The medium is an important part of the message.

"I’m probably reaching here to say this, but I do think that when you’re doing a movie, when you’re doing a screenplay, you have to know why it’s a movie. And if it doesn’t have to be a movie then you shouldn’t make it.

It’s very important that what you do is specific to the medium in which you’re doing it. And that you utilise what’s specific about that medium to do the work. And if you can’t think about why it should be done this way or needs to be done this way, then it doesn’t need to be done this way and then you should figure out what it is about this – if you want to do it – that needs to be told in the form of a movie."

Don't lose yourself in cheap tricks. Stay focused on the world you are trying to build.

"With a screenplay you’re creating a world; consider everything, every character, every room, every juxtaposition, every increment of time as an embodiment of that world. Look at all of this through that filter and make sure it is all consistent. As in a painting, every element is part of one whole composition, just as there is nothing separate in the actual world there should be nothing separate in the world you create.

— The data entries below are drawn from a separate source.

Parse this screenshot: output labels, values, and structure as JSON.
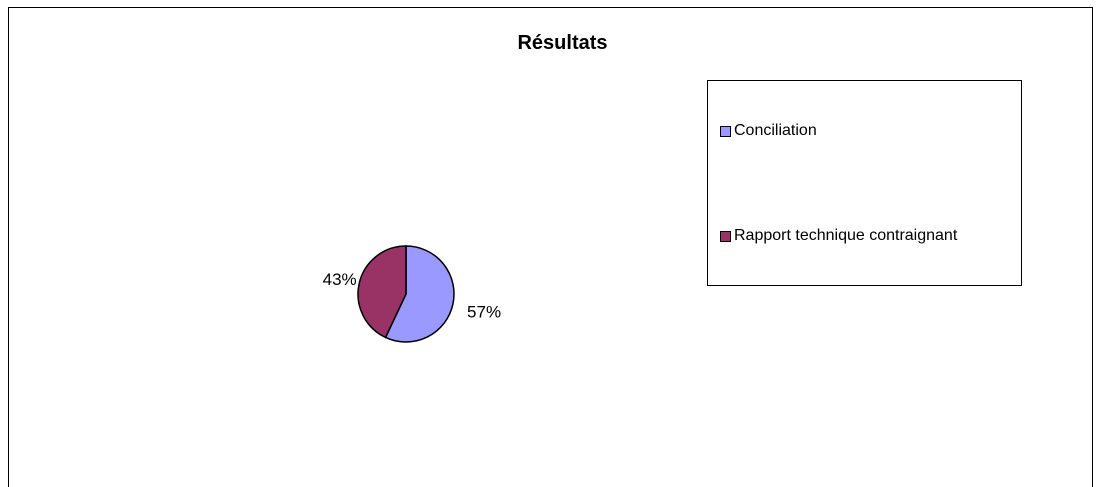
{
  "chart_data": {
    "type": "pie",
    "title": "Résultats",
    "categories": [
      "Conciliation",
      "Rapport technique contraignant"
    ],
    "values": [
      57,
      43
    ],
    "labels": [
      "57%",
      "43%"
    ],
    "colors": [
      "#9999ff",
      "#993366"
    ],
    "legend_position": "right"
  }
}
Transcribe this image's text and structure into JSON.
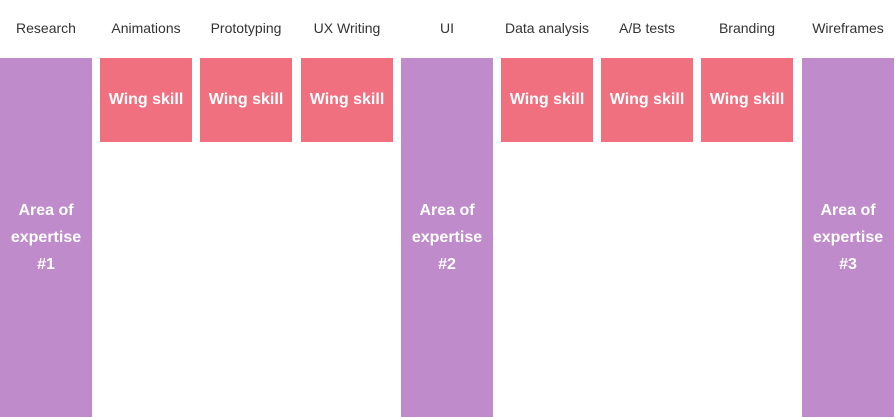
{
  "columns": [
    {
      "header": "Research",
      "area": "Area of expertise #1"
    },
    {
      "header": "Animations",
      "wing_skill": "Wing skill"
    },
    {
      "header": "Prototyping",
      "wing_skill": "Wing skill"
    },
    {
      "header": "UX Writing",
      "wing_skill": "Wing skill"
    },
    {
      "header": "UI",
      "area": "Area of expertise #2"
    },
    {
      "header": "Data analysis",
      "wing_skill": "Wing skill"
    },
    {
      "header": "A/B tests",
      "wing_skill": "Wing skill"
    },
    {
      "header": "Branding",
      "wing_skill": "Wing skill"
    },
    {
      "header": "Wireframes",
      "area": "Area of expertise #3"
    }
  ]
}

This is a little thing that I wrote, that’s just a personal thing for me, and it’s very... I don’t know, but you’ll see. But I hate this, so I’m just going to share with you that I hate it. ‘Do not write jokes to your readers in your stage directions.’ You know what I mean by that? People do that. Don’t do that.

Your job is to create an atmosphere. You’re trying to establish a mood. You’re writing a story and what you’re trying to do is to help this large group of people who are going to come together to understand the tone and the spirit and the feeling of this movie so that they can come together and make it. That’s what you should spend your time on, not with winks and stuff. Not winking at people."